Le danzé n’est autre chose qu’un cadre de fer ABCD de dix-huit pouces sur chaque face, (fig. 1.) sur les côtés AB, CD, duquel s’élevent deux triangles aussi-de fer EFG, (fig. 3.) de quinze pouces de-haut, percés de deux trous 1, 2. Le trou 1. (fig. 3.) est destiné à faire passer une traverse ab (fig. 2.) qui n’a d’autre usage que de fortifier la construction de l’outil. Par le trou 2 (fig. 3.) passe une autre traverse df (fig. 2.) qui est véritablement le point d’appui, & sur laquelle pose le manche de la poche. La branche ghk sert à donner plus de force au danzé.

Lorsque la poche s’échauffe on va la rafraîchir dans un baquet avec l’aide d’un gambier.

Quand on n’a plus de picadil à tirer, on gratte avec des rables l’âtre de la tonnelle pour le bien nettoyer, & pour empêcher que le verre qui s’y seroit attache pendant l’opération n’y reste.

On finit par prendre le danzé avec des crochets par le triangle, ou la branche ghk, & le tirant hors de l’antre, on entraîne avec lui la masse de picadil qui l’entoure. Elle est quelquefois si considérable, que l’on ne pourroit jamais vaincre sa pesanteur, si les ouvriers ne réunissoient leurs efforts par des crics, comme on le pratique pour certaines opérations de marine.

L’opération de tirer du picadil est fort bien représentée dans la vignette de la Pl. XXXI. L’ouvrier 1 ramene sa poche pleine de picadil, les ouvriers 2, 3, lui tiennent un gambier prêt pour l’instant où il voudra porter sa poche à rafraîchir. L’ouvrier 4 rafraîchit sa poche, & les porteurs de gambier 5, 6, qui lui ont aidé à la porter au baquet, attendent qu’il soit prêt à la rapporter au four.

Il y a des outils de glacerie qui servent assez souvent, & qui ne tiennent à aucune opération ; tels sont la houlette, le diable & le gros diable.

La houlette, fig. 1. Pl. XXX. présente à une de ses extrémités une partie plate de six pouces de large sur environ neuf de long, que j’appelle pelle de la houlette. Le manche de l’outil a environ dix-huit piés de long. La houlette ne sert guere que dans le cas de quelque réparation de four. On pose une tuile ou une torche sur la pelle de la houlette, & appuyant le manche sur le danzé, on la fait entre dans le four par la tonnelle ou l’ouvreau à cuvette, relativement au lieu où l’on a à réparer, & on porte la tuile à la place qu’on veut.

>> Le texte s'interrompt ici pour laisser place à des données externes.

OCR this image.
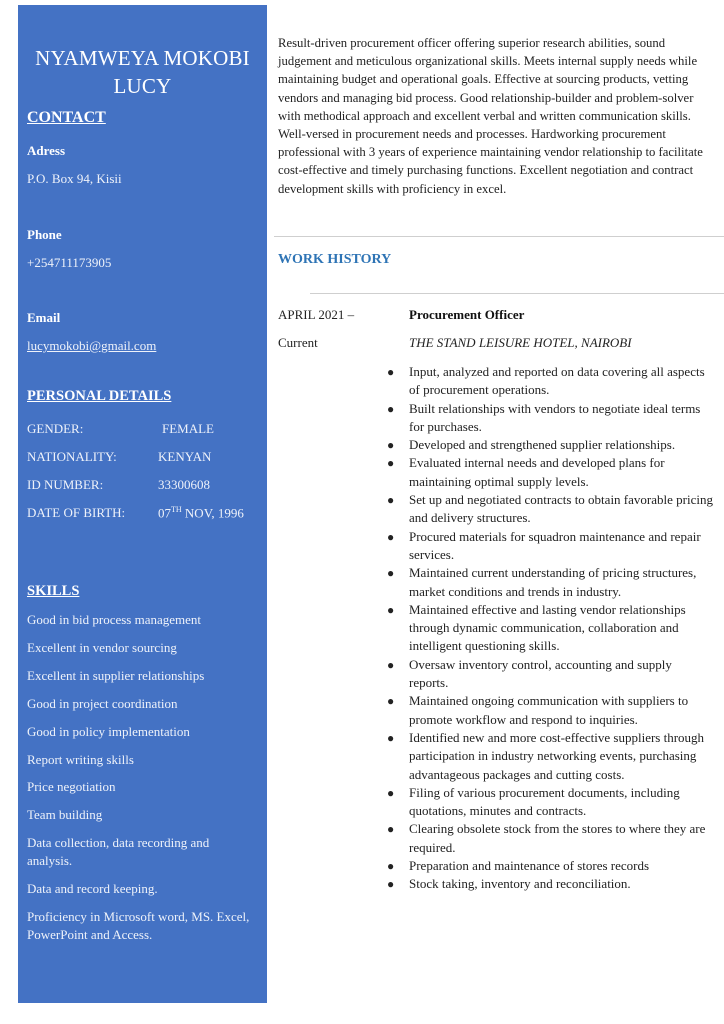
NYAMWEYA MOKOBI LUCY
CONTACT
Adress
P.O. Box 94, Kisii
Phone
+254711173905
Email
lucymokobi@gmail.com
PERSONAL DETAILS
GENDER:	FEMALE
NATIONALITY:	KENYAN
ID NUMBER:	33300608
DATE OF BIRTH:	07TH NOV, 1996
SKILLS
Good in bid process management
Excellent in vendor sourcing
Excellent in supplier relationships
Good in project coordination
Good in policy implementation
Report writing skills
Price negotiation
Team building
Data collection, data recording and analysis.
Data and record keeping.
Proficiency in Microsoft word, MS. Excel, PowerPoint and Access.
Result-driven procurement officer offering superior research abilities, sound judgement and meticulous organizational skills. Meets internal supply needs while maintaining budget and operational goals. Effective at sourcing products, vetting vendors and managing bid process. Good relationship-builder and problem-solver with methodical approach and excellent verbal and written communication skills. Well-versed in procurement needs and processes. Hardworking procurement professional with 3 years of experience maintaining vendor relationship to facilitate cost-effective and timely purchasing functions. Excellent negotiation and contract development skills with proficiency in excel.
WORK HISTORY
APRIL 2021 –
Current
Procurement Officer
THE STAND LEISURE HOTEL, NAIROBI
● Input, analyzed and reported on data covering all aspects of procurement operations.
● Built relationships with vendors to negotiate ideal terms for purchases.
● Developed and strengthened supplier relationships.
● Evaluated internal needs and developed plans for maintaining optimal supply levels.
● Set up and negotiated contracts to obtain favorable pricing and delivery structures.
● Procured materials for squadron maintenance and repair services.
● Maintained current understanding of pricing structures, market conditions and trends in industry.
● Maintained effective and lasting vendor relationships through dynamic communication, collaboration and intelligent questioning skills.
● Oversaw inventory control, accounting and supply reports.
● Maintained ongoing communication with suppliers to promote workflow and respond to inquiries.
● Identified new and more cost-effective suppliers through participation in industry networking events, purchasing advantageous packages and cutting costs.
● Filing of various procurement documents, including quotations, minutes and contracts.
● Clearing obsolete stock from the stores to where they are required.
● Preparation and maintenance of stores records
● Stock taking, inventory and reconciliation.
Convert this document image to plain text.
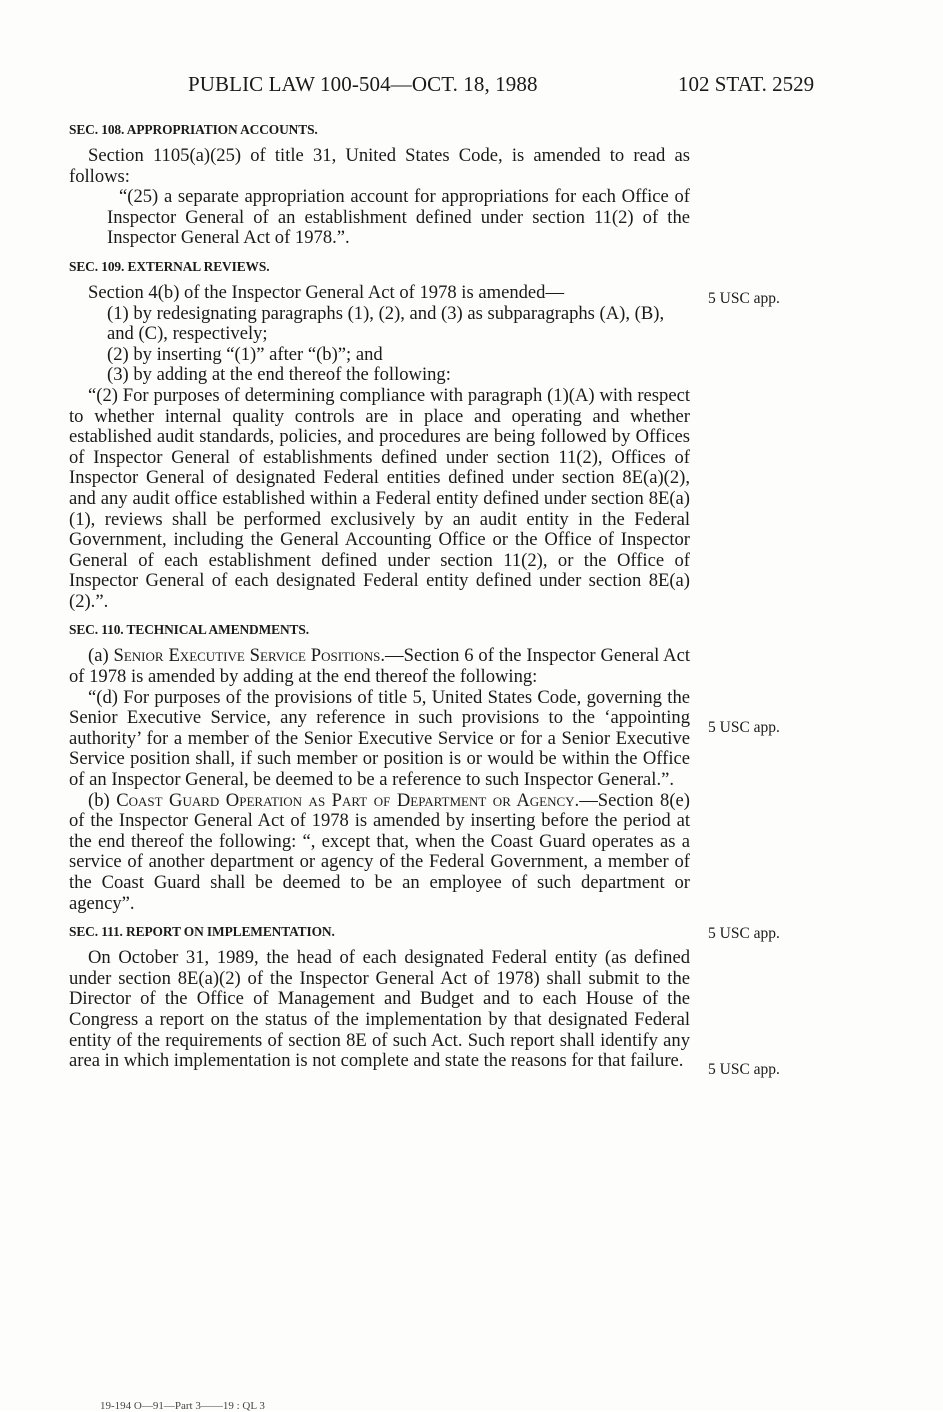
PUBLIC LAW 100-504—OCT. 18, 1988	102 STAT. 2529

SEC. 108. APPROPRIATION ACCOUNTS.

Section 1105(a)(25) of title 31, United States Code, is amended to read as follows:

“(25) a separate appropriation account for appropriations for each Office of Inspector General of an establishment defined under section 11(2) of the Inspector General Act of 1978.”.

SEC. 109. EXTERNAL REVIEWS.

Section 4(b) of the Inspector General Act of 1978 is amended—

(1) by redesignating paragraphs (1), (2), and (3) as subparagraphs (A), (B), and (C), respectively;

(2) by inserting “(1)” after “(b)”; and

(3) by adding at the end thereof the following:

“(2) For purposes of determining compliance with paragraph (1)(A) with respect to whether internal quality controls are in place and operating and whether established audit standards, policies, and procedures are being followed by Offices of Inspector General of establishments defined under section 11(2), Offices of Inspector General of designated Federal entities defined under section 8E(a)(2), and any audit office established within a Federal entity defined under section 8E(a)(1), reviews shall be performed exclusively by an audit entity in the Federal Government, including the General Accounting Office or the Office of Inspector General of each establishment defined under section 11(2), or the Office of Inspector General of each designated Federal entity defined under section 8E(a)(2).”.

SEC. 110. TECHNICAL AMENDMENTS.

(a) Senior Executive Service Positions.—Section 6 of the Inspector General Act of 1978 is amended by adding at the end thereof the following:

“(d) For purposes of the provisions of title 5, United States Code, governing the Senior Executive Service, any reference in such provisions to the ‘appointing authority’ for a member of the Senior Executive Service or for a Senior Executive Service position shall, if such member or position is or would be within the Office of an Inspector General, be deemed to be a reference to such Inspector General.”.

(b) Coast Guard Operation as Part of Department or Agency.—Section 8(e) of the Inspector General Act of 1978 is amended by inserting before the period at the end thereof the following: “, except that, when the Coast Guard operates as a service of another department or agency of the Federal Government, a member of the Coast Guard shall be deemed to be an employee of such department or agency”.

SEC. 111. REPORT ON IMPLEMENTATION.

On October 31, 1989, the head of each designated Federal entity (as defined under section 8E(a)(2) of the Inspector General Act of 1978) shall submit to the Director of the Office of Management and Budget and to each House of the Congress a report on the status of the implementation by that designated Federal entity of the requirements of section 8E of such Act. Such report shall identify any area in which implementation is not complete and state the reasons for that failure.

5 USC app.
5 USC app.
5 USC app.
5 USC app.
19-194 O—91—Part 3——19 : QL 3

Le diable, fig. Pl. XXVII. est une pince forte d’environ sept piés de long, à laquelle je ne connois d’autre usage, que d’élocher les pots lorsqu’on est à même de les ôter du four. Cette opération se fait par l’ouvreau à cuvette, & on doit avoir attention, quand un pot est éloché, d’introduire un briqueton, ou quelqu’autre intermede entre le pot & le siege, pour empêcher qu’ils ne se recollent.

Le gros diable est un instrument fig. 5. Pl. XXVII. long d’environ douze piés, s’amincissant & faisant tranchant à une de ses extrémités. Il fait l’office du belier des anciens lorsqu’on a quelque chose à arracher ou à dégrader dans le four. On appuie le gros diable sur le danzé, & on le pousse avec force & accélération contre la partie à détruire, qu’on frappe avec le tranchant du gros diable.

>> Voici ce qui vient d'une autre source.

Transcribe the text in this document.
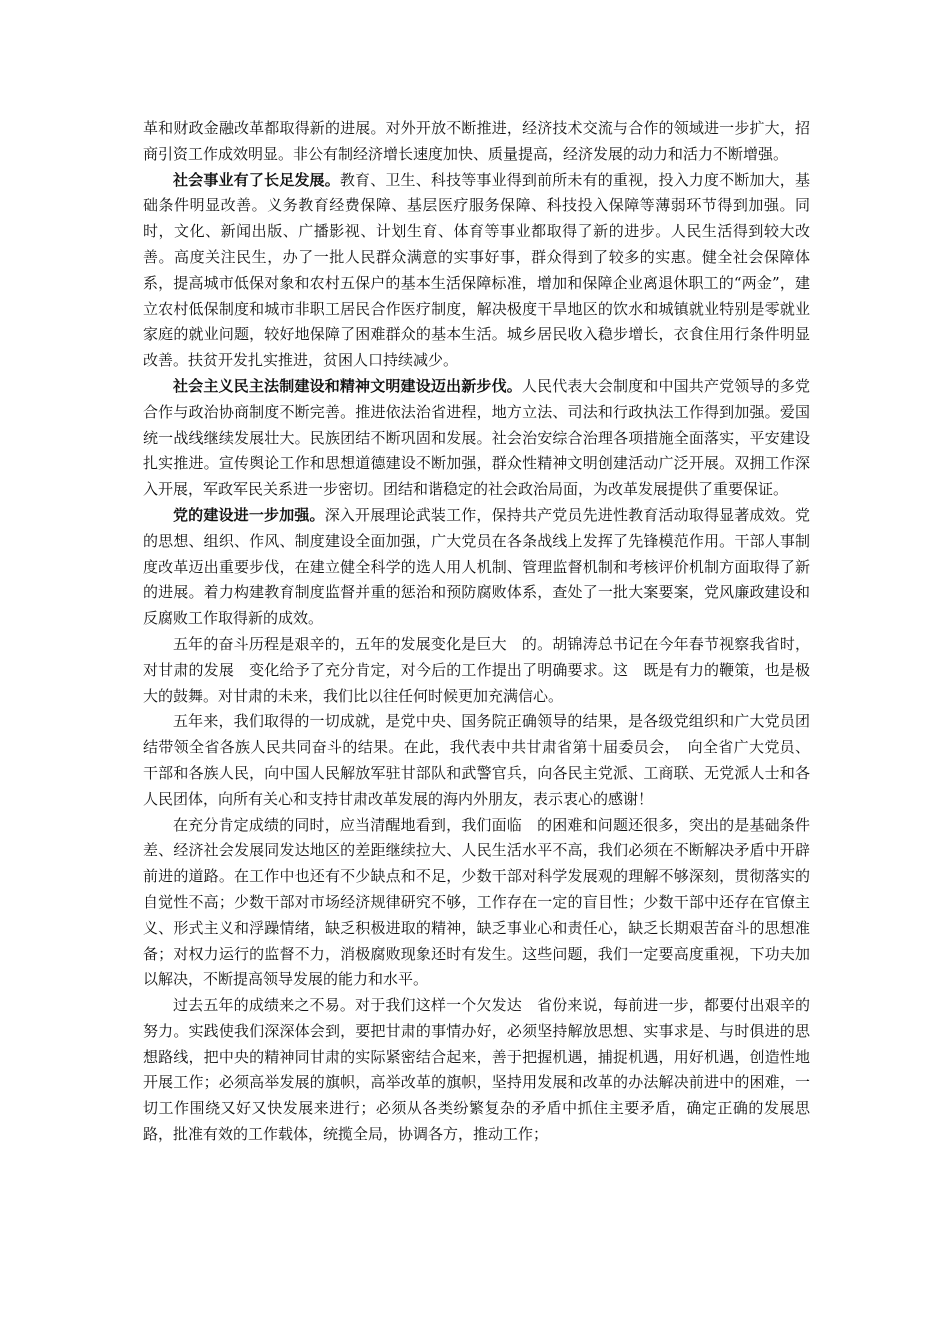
革和财政金融改革都取得新的进展。对外开放不断推进，经济技术交流与合作的领域进一步扩大，招商引资工作成效明显。非公有制经济增长速度加快、质量提高，经济发展的动力和活力不断增强。

社会事业有了长足发展。教育、卫生、科技等事业得到前所未有的重视，投入力度不断加大，基础条件明显改善。义务教育经费保障、基层医疗服务保障、科技投入保障等薄弱环节得到加强。同时，文化、新闻出版、广播影视、计划生育、体育等事业都取得了新的进步。人民生活得到较大改善。高度关注民生，办了一批人民群众满意的实事好事，群众得到了较多的实惠。健全社会保障体系，提高城市低保对象和农村五保户的基本生活保障标准，增加和保障企业离退休职工的“两金”，建立农村低保制度和城市非职工居民合作医疗制度，解决极度干旱地区的饮水和城镇就业特别是零就业家庭的就业问题，较好地保障了困难群众的基本生活。城乡居民收入稳步增长，衣食住用行条件明显改善。扶贫开发扎实推进，贫困人口持续减少。

社会主义民主法制建设和精神文明建设迈出新步伐。人民代表大会制度和中国共产党领导的多党合作与政治协商制度不断完善。推进依法治省进程，地方立法、司法和行政执法工作得到加强。爱国统一战线继续发展壮大。民族团结不断巩固和发展。社会治安综合治理各项措施全面落实，平安建设扎实推进。宣传舆论工作和思想道德建设不断加强，群众性精神文明创建活动广泛开展。双拥工作深入开展，军政军民关系进一步密切。团结和谐稳定的社会政治局面，为改革发展提供了重要保证。

党的建设进一步加强。深入开展理论武装工作，保持共产党员先进性教育活动取得显著成效。党的思想、组织、作风、制度建设全面加强，广大党员在各条战线上发挥了先锋模范作用。干部人事制度改革迈出重要步伐，在建立健全科学的选人用人机制、管理监督机制和考核评价机制方面取得了新的进展。着力构建教育制度监督并重的惩治和预防腐败体系，查处了一批大案要案，党风廉政建设和反腐败工作取得新的成效。

五年的奋斗历程是艰辛的，五年的发展变化是巨大　的。胡锦涛总书记在今年春节视察我省时，对甘肃的发展　变化给予了充分肯定，对今后的工作提出了明确要求。这　既是有力的鞭策，也是极大的鼓舞。对甘肃的未来，我们比以往任何时候更加充满信心。

五年来，我们取得的一切成就，是党中央、国务院正确领导的结果，是各级党组织和广大党员团结带领全省各族人民共同奋斗的结果。在此，我代表中共甘肃省第十届委员会，　向全省广大党员、干部和各族人民，向中国人民解放军驻甘部队和武警官兵，向各民主党派、工商联、无党派人士和各人民团体，向所有关心和支持甘肃改革发展的海内外朋友，表示衷心的感谢！

在充分肯定成绩的同时，应当清醒地看到，我们面临　的困难和问题还很多，突出的是基础条件差、经济社会发展同发达地区的差距继续拉大、人民生活水平不高，我们必须在不断解决矛盾中开辟前进的道路。在工作中也还有不少缺点和不足，少数干部对科学发展观的理解不够深刻，贯彻落实的自觉性不高；少数干部对市场经济规律研究不够，工作存在一定的盲目性；少数干部中还存在官僚主义、形式主义和浮躁情绪，缺乏积极进取的精神，缺乏事业心和责任心，缺乏长期艰苦奋斗的思想准备；对权力运行的监督不力，消极腐败现象还时有发生。这些问题，我们一定要高度重视，下功夫加以解决，不断提高领导发展的能力和水平。

过去五年的成绩来之不易。对于我们这样一个欠发达　省份来说，每前进一步，都要付出艰辛的努力。实践使我们深深体会到，要把甘肃的事情办好，必须坚持解放思想、实事求是、与时俱进的思想路线，把中央的精神同甘肃的实际紧密结合起来，善于把握机遇，捕捉机遇，用好机遇，创造性地开展工作；必须高举发展的旗帜，高举改革的旗帜，坚持用发展和改革的办法解决前进中的困难，一切工作围绕又好又快发展来进行；必须从各类纷繁复杂的矛盾中抓住主要矛盾，确定正确的发展思路，批准有效的工作载体，统揽全局，协调各方，推动工作；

La recuisson des glaces n’est absolument autre chose que leur refroidissement gradué & insensible. C’est le passage de l’état de chaleur où est le verre dans l’instant de la coulée, à un refroidissement parfait. On

ne parviendroit jamais à avoir des glaces entieres si on les laissoit refroidir à l’air libre. Le contact immédiat de l’air feroit sur elles un effet de même sorte que celui de l’eau sur les canons rouges. Cette contraction subite, à laquelle les parties des glaces n’auroient pas le tems de se prêter, en causeroit la séparation forcée, & les glaces éprouveroient une maniere de calcination.

C’est par cette raison que l’on pousse les glaces dans un four si-tôt après les avoir coulées. Ces fours prennent de leur usage le nom de fours de recuisson, qui leur est générique avec tous ceux qui, en verrerie, font la même fonction de recuire. Ceux qui sont destinés à le recuisson des glaces coulées, sont particulierement nommés carquaises. On chauffe la carquaise quelque tems avant de couler ; & il faut, lors de cette opération, qu’elle soit rouge de feu dans toutes ses parties ; autrement on manqueroit son but, & les glaces qu’on y enfourneroit ne trouvant pas un milieu assez relatif à l’état où elles seroient dans cet instant, ne pourroient manquer de souffrir les mêmes inconvéniens que si elles restoient à l’air libre.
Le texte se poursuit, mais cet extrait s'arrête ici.